Traveller, if you come to … Athens

IFR 1930 21 April to 27 April 2012
6 min read

Anthony Peters, SwissInvest Strategist

I DON’T KNOW how many words I have written on Greece and its travails over the past two years, but I have to admit that it has been 43 years since I last actually went there. That was until last weekend – Orthodox Easter – when I finally took up a long-standing invitation to visit family friends.

This was not a Grand Tour of banks and ministries but a weekend among people who live and work in the midst of the ever-increasing political and fiscal mess that is modern-day Greece.

There was certainly plenty of talk of haircuts – mainly because I needed one and I duly visited my friends’ favourite barbershop where I got a very neat trim for the princely sum of €10, a vast improvement on the £27 I pay for the same thing here in London.

The barber spoke absolutely fluent English and so we chatted about life, the universe and everything as he clipped away. However, he proved to be far more interested in talking about fast cars than about slow economies. Research value: nil. Ability to say that I’d been to Greece for a haircut: priceless.

The dissolution of parliament and the setting of the date for new elections on May 6 has truly put the cat amongst the pigeons. Interim Prime Minister Lucas Papademos has made it clear that he has no desire to be involved in whatever follows the elections and the polls tell us that the two formerly dominant political parties – New Democracy and Pasok – are unlikely to garner more than 35% of the votes between them. Weimar Republic all over again?

For those wondering, the chances of the military taking over again are small, as successive governments – especially those led by Pasok, the Papandreou’s family-owned political party – have gently emasculated the armed forces.

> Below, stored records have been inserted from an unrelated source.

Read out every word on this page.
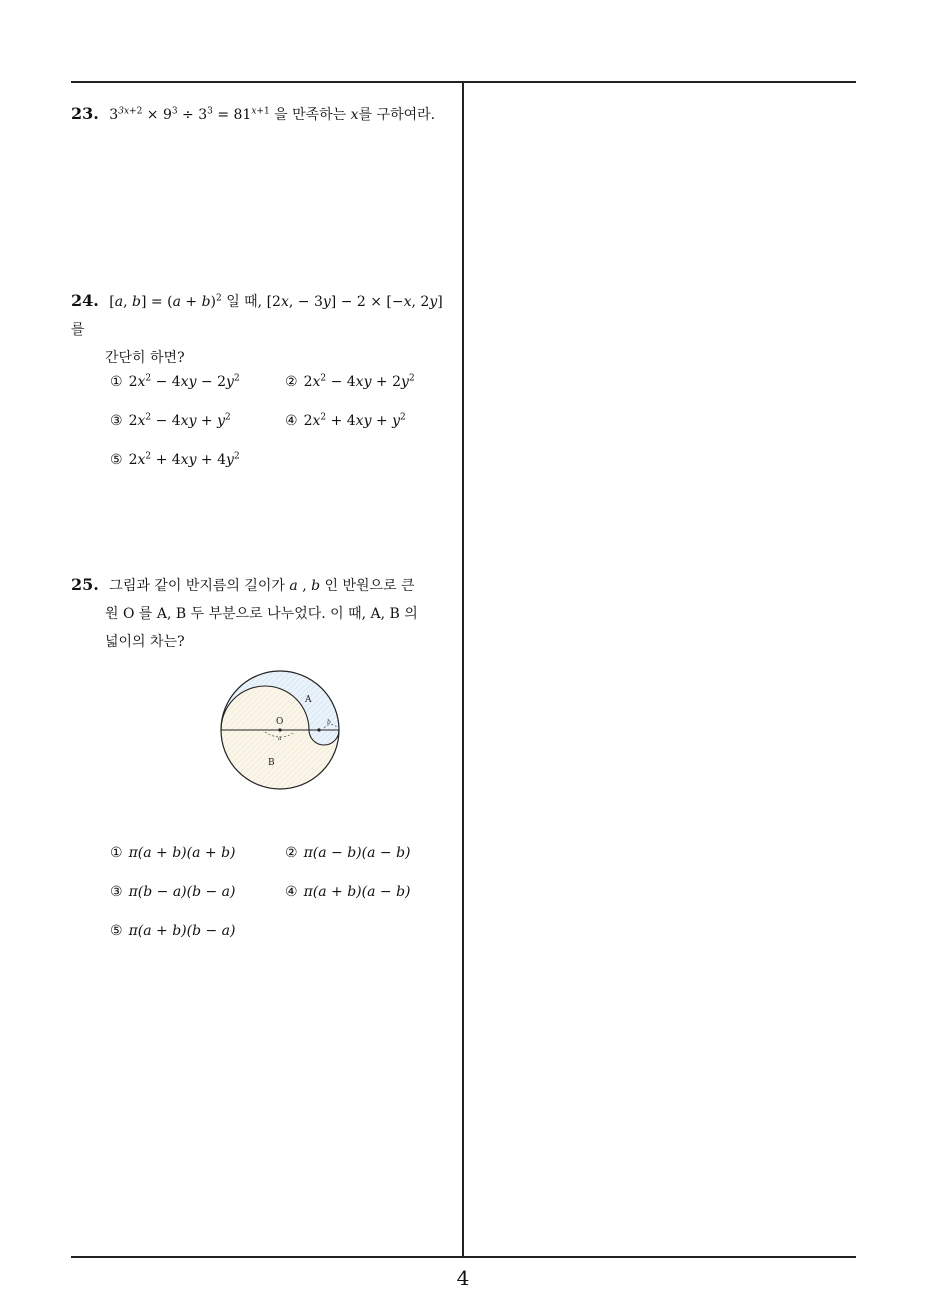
23. $3^{3x+2} \times 9^3 \div 3^3 = 81^{x+1}$ 을 만족하는 x를 구하여라.
24. [a, $b] = (a + b)^2$ 일 때, [2x, − 3y] − 2 × [−x, 2y] 를
간단히 하면?
① $2x^2 - 4xy - 2y^2$	② $2x^2 - 4xy + 2y^2$
③ $2x^2 - 4xy + y^2$	④ $2x^2 + 4xy + y^2$
⑤ $2x^2 + 4xy + 4y^2$
25. 그림과 같이 반지름의 길이가 a , b 인 반원으로 큰
원 O 를 A, B 두 부분으로 나누었다. 이 때, A, B 의
넓이의 차는?
A
B
O
a
b
① π(a + b)(a + b)	② π(a − b)(a − b)
③ π(b − a)(b − a)	④ π(a + b)(a − b)
⑤ π(a + b)(b − a)
4
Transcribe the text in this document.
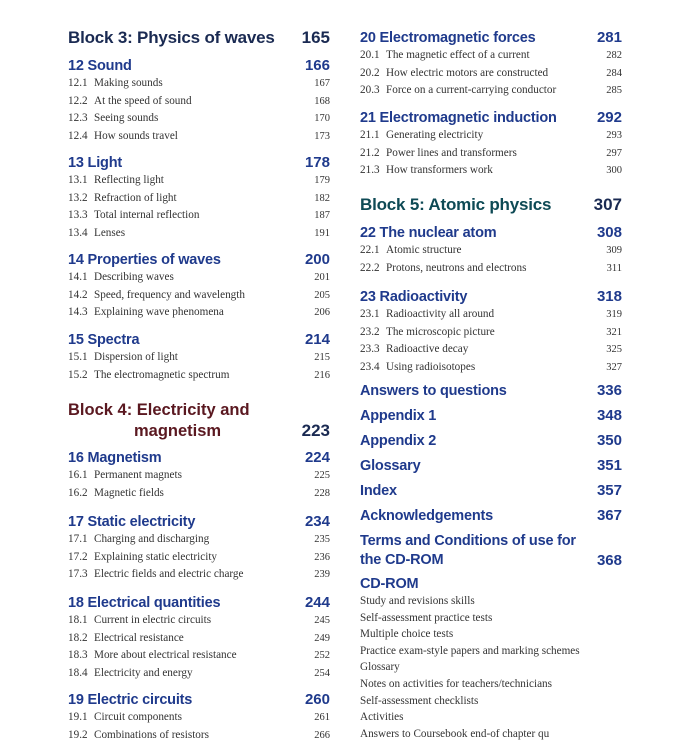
Block 3: Physics of waves 165
12 Sound	166
12.1 Making sounds	167
12.2 At the speed of sound	168
12.3 Seeing sounds	170
12.4 How sounds travel	173
13 Light	178
13.1 Reflecting light	179
13.2 Refraction of light	182
13.3 Total internal reflection	187
13.4 Lenses	191
14 Properties of waves	200
14.1 Describing waves	201
14.2 Speed, frequency and wavelength	205
14.3 Explaining wave phenomena	206
15 Spectra	214
15.1 Dispersion of light	215
15.2 The electromagnetic spectrum	216
Block 4: Electricity and
magnetism	223
16 Magnetism	224
16.1 Permanent magnets	225
16.2 Magnetic fields	228
17 Static electricity	234
17.1 Charging and discharging	235
17.2 Explaining static electricity	236
17.3 Electric fields and electric charge	239
18 Electrical quantities	244
18.1 Current in electric circuits	245
18.2 Electrical resistance	249
18.3 More about electrical resistance	252
18.4 Electricity and energy	254
19 Electric circuits	260
19.1 Circuit components	261
19.2 Combinations of resistors	266
20 Electromagnetic forces	281
20.1 The magnetic effect of a current	282
20.2 How electric motors are constructed	284
20.3 Force on a current-carrying conductor	285
21 Electromagnetic induction	292
21.1 Generating electricity	293
21.2 Power lines and transformers	297
21.3 How transformers work	300
Block 5: Atomic physics 307
22 The nuclear atom	308
22.1 Atomic structure	309
22.2 Protons, neutrons and electrons	311
23 Radioactivity	318
23.1 Radioactivity all around	319
23.2 The microscopic picture	321
23.3 Radioactive decay	325
23.4 Using radioisotopes	327
Answers to questions	336
Appendix 1	348
Appendix 2	350
Glossary	351
Index	357
Acknowledgements	367
Terms and Conditions of use for
the CD-ROM	368
CD-ROM
Study and revisions skills
Self-assessment practice tests
Multiple choice tests
Practice exam-style papers and marking schemes
Glossary
Notes on activities for teachers/technicians
Self-assessment checklists
Activities
Answers to Coursebook end-of chapter qu
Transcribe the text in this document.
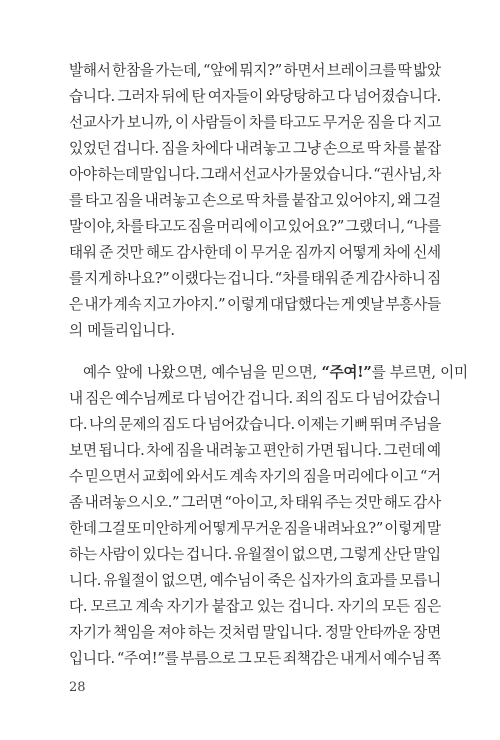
발해서 한참을 가는데, “앞에 뭐지?” 하면서 브레이크를 딱 밟았
습니다. 그러자 뒤에 탄 여자들이 와당탕하고 다 넘어졌습니다.
선교사가 보니까, 이 사람들이 차를 타고도 무거운 짐을 다 지고
있었던 겁니다. 짐을 차에다 내려놓고 그냥 손으로 딱 차를 붙잡
아야 하는데 말입니다. 그래서 선교사가 물었습니다. “권사님, 차
를 타고 짐을 내려놓고 손으로 딱 차를 붙잡고 있어야지, 왜 그걸
말이야, 차를 타고도 짐을 머리에 이고 있어요?” 그랬더니, “나를
태워 준 것만 해도 감사한데 이 무거운 짐까지 어떻게 차에 신세
를 지게 하나요?” 이랬다는 겁니다. “차를 태워 준 게 감사하니 짐
은 내가 계속 지고 가야지.” 이렇게 대답했다는 게 옛날 부흥사들
의 메들리입니다.
예수 앞에 나왔으면, 예수님을 믿으면, “주여!”를 부르면, 이미
내 짐은 예수님께로 다 넘어간 겁니다. 죄의 짐도 다 넘어갔습니
다. 나의 문제의 짐도 다 넘어갔습니다. 이제는 기뻐 뛰며 주님을
보면 됩니다. 차에 짐을 내려놓고 편안히 가면 됩니다. 그런데 예
수 믿으면서 교회에 와서도 계속 자기의 짐을 머리에다 이고 “거
좀 내려놓으시오.” 그러면 “아이고, 차 태워 주는 것만 해도 감사
한데 그걸 또 미안하게 어떻게 무거운 짐을 내려놔요?” 이렇게 말
하는 사람이 있다는 겁니다. 유월절이 없으면, 그렇게 산단 말입
니다. 유월절이 없으면, 예수님이 죽은 십자가의 효과를 모릅니
다. 모르고 계속 자기가 붙잡고 있는 겁니다. 자기의 모든 짐은
자기가 책임을 져야 하는 것처럼 말입니다. 정말 안타까운 장면
입니다. “주여!”를 부름으로 그 모든 죄책감은 내게서 예수님 쪽
28
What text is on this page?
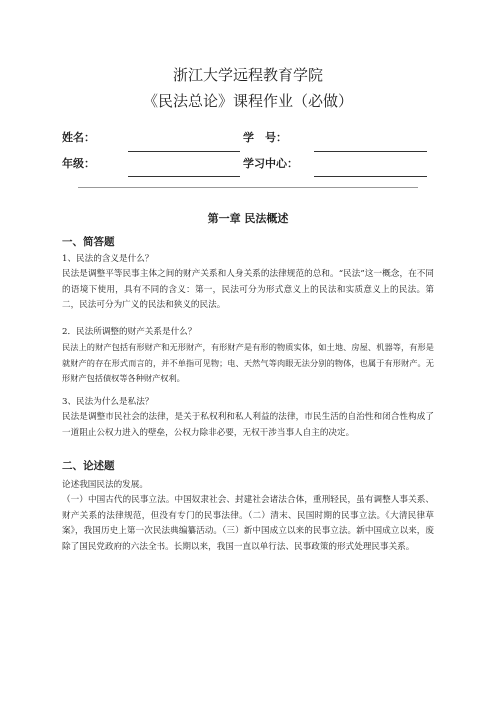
浙江大学远程教育学院
《民法总论》课程作业（必做）
姓名：	学　号：
年级：	学习中心：
第一章 民法概述
一、简答题
1、民法的含义是什么？
民法是调整平等民事主体之间的财产关系和人身关系的法律规范的总和。“民法”这一概念，在不同的语境下使用，具有不同的含义：第一，民法可分为形式意义上的民法和实质意义上的民法。第二，民法可分为广义的民法和狭义的民法。
2．民法所调整的财产关系是什么？
民法上的财产包括有形财产和无形财产，有形财产是有形的物质实体，如土地、房屋、机器等，有形是就财产的存在形式而言的，并不单指可见物；电、天然气等肉眼无法分别的物体，也属于有形财产。无形财产包括债权等各种财产权利。
3、民法为什么是私法？
民法是调整市民社会的法律，是关于私权利和私人利益的法律，市民生活的自治性和闭合性构成了一道阻止公权力进入的壁垒，公权力除非必要，无权干涉当事人自主的决定。
二、论述题
论述我国民法的发展。
（一）中国古代的民事立法。中国奴隶社会、封建社会诸法合体，重刑轻民，虽有调整人事关系、财产关系的法律规范，但没有专门的民事法律。（二）清末、民国时期的民事立法。《大清民律草案》，我国历史上第一次民法典编纂活动。（三）新中国成立以来的民事立法。新中国成立以来，废除了国民党政府的六法全书。长期以来，我国一直以单行法、民事政策的形式处理民事关系。
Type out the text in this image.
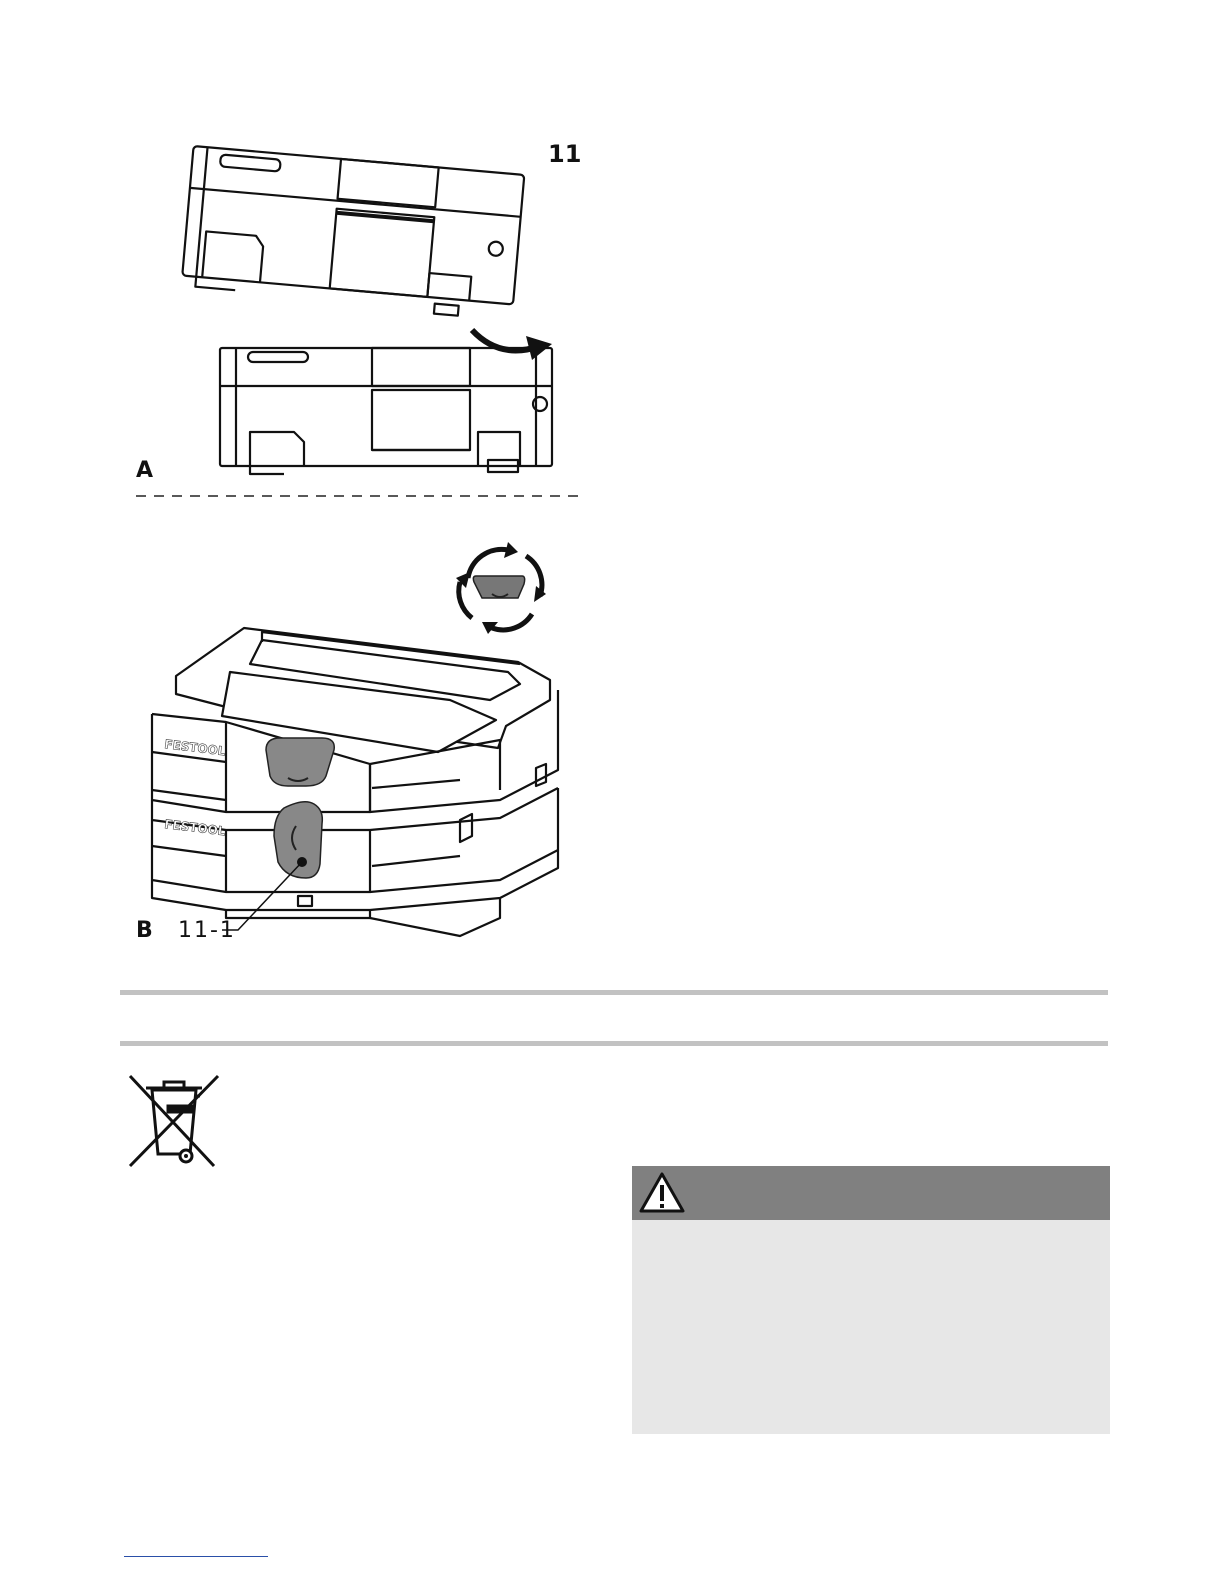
11
A
FESTOOL
FESTOOL
B 11-1
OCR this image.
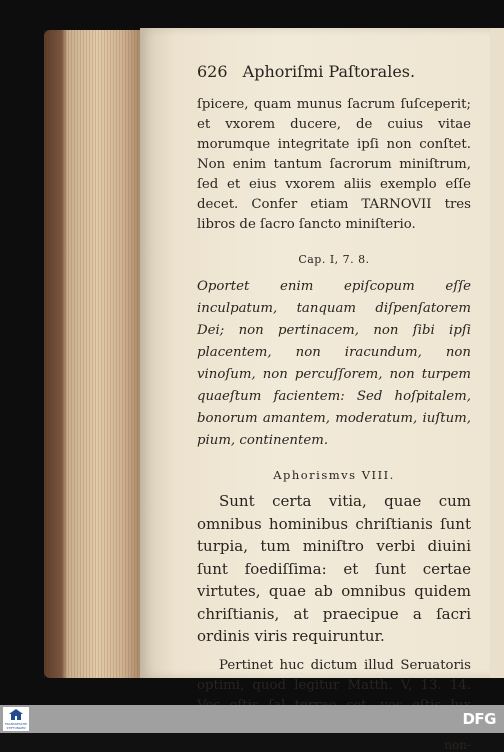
626 Aphoriſmi Paſtorales.

ſpicere, quam munus ſacrum ſuſceperit; et vxorem ducere, de cuius vitae morumque integritate ipſi non conſtet. Non enim tantum ſacrorum miniſtrum, ſed et eius vxorem aliis exemplo eſſe decet. Confer etiam TARNOVII tres libros de ſacro ſancto miniſterio.

Cap. I, 7. 8.

Oportet enim epiſcopum eſſe inculpatum, tanquam diſpenſatorem Dei; non pertinacem, non ſibi ipſi placentem, non iracundum, non vinoſum, non percuſſorem, non turpem quaeſtum facientem: Sed hoſpitalem, bonorum amantem, moderatum, iuſtum, pium, continentem.

Aphorismvs VIII.

Sunt certa vitia, quae cum omnibus hominibus chriſtianis ſunt turpia, tum miniſtro verbi diuini ſunt foediſſima: et ſunt certae virtutes, quae ab omnibus quidem chriſtianis, at praecipue a ſacri ordinis viris requiruntur.

Pertinet huc dictum illud Seruatoris optimi, quod legitur Matth. V, 13. 14.

non-
FRANCKESCHE STIFTUNGEN	DFG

EVERYONE HAS TALES of corruption, be it on a small or grand scale. Top story is of a former minister of defence caught with accounts full of bribes amounting to an amazing €150m. He is now sitting in jail and the great hope is that he plea-bargains and in the process blows a few whistles. He may not, because, or so they say, his life won’t be worth a toot if he slips into canary mode.

To coin a phrase, they want to have their moussaka and eat it

I took time to visit the pride of Greece, the splendid new Acropolis Museum, a brilliant piece of work (partly funded by the EU) which according to the signboard outside cost €129m. You know what? You can’t even get a minister for that these days.

A survey published in the press while I was there confirmed that a large majority of those polled are in favour of not complying with the Troika Rules but that a larger majority still want to stay in the euro. In other words, to coin a phrase, they want to have their moussaka and eat it.

There is so far no immediately obvious evidence of the depth of the crisis other than an increasing number of empty shop fronts, most notably on Leoforos Vouliagmenis in Glyfada where all the interior designers, bathroom and kitchen shops and the like are situated, and where at least half the shop-fronts are empty.

In between are patches of wasteland that formerly housed second-hand car dealers, now defunct. Apparently, Athens is the place to buy cheap second-hand luxury cars – no need to explain why – where, I am told, you can pick up a Porsche Cayenne, once the car to be seen in, for as little as €15,000. Restaurants are still full, albeit apparently not as full as they were a few years ago.

REAL ESTATE IS much more tricky. Athens houses 4.5m people, half the population of Greece. They came in their droves from the villages to get jobs in the civil service. The jobs are going and very gradually the incomers are beginning to drift back to whence they came. That leaves the city with a large surplus of useless new and newish buildings as the population begins to decline.

The son-in-law of my hosts owns a small house in a cheaper part of town. The tenants have lost their jobs and haven’t paid rent for several months. They can’t. He could sling them out but he’ll find nobody to replace them so he leaves them where they are. At least then he can hope that one day they will pay something and that’s better than having the place empty with no chance of ever getting anything at all.

To be honest, I still can’t see an alternative for the country other than to go into full default. I can’t imagine any other way out. However, the rest of Europe and its banking system needed to prepare for such an event and create the provisions in order to deal with the shock. They should be ready now.

As far as the majority of Greeks are concerned, as long as there is sunshine and plenty of octopus and nobody enforces the ban on smoking in the tavernas, life will go on … and let the Devil deal with the Germans.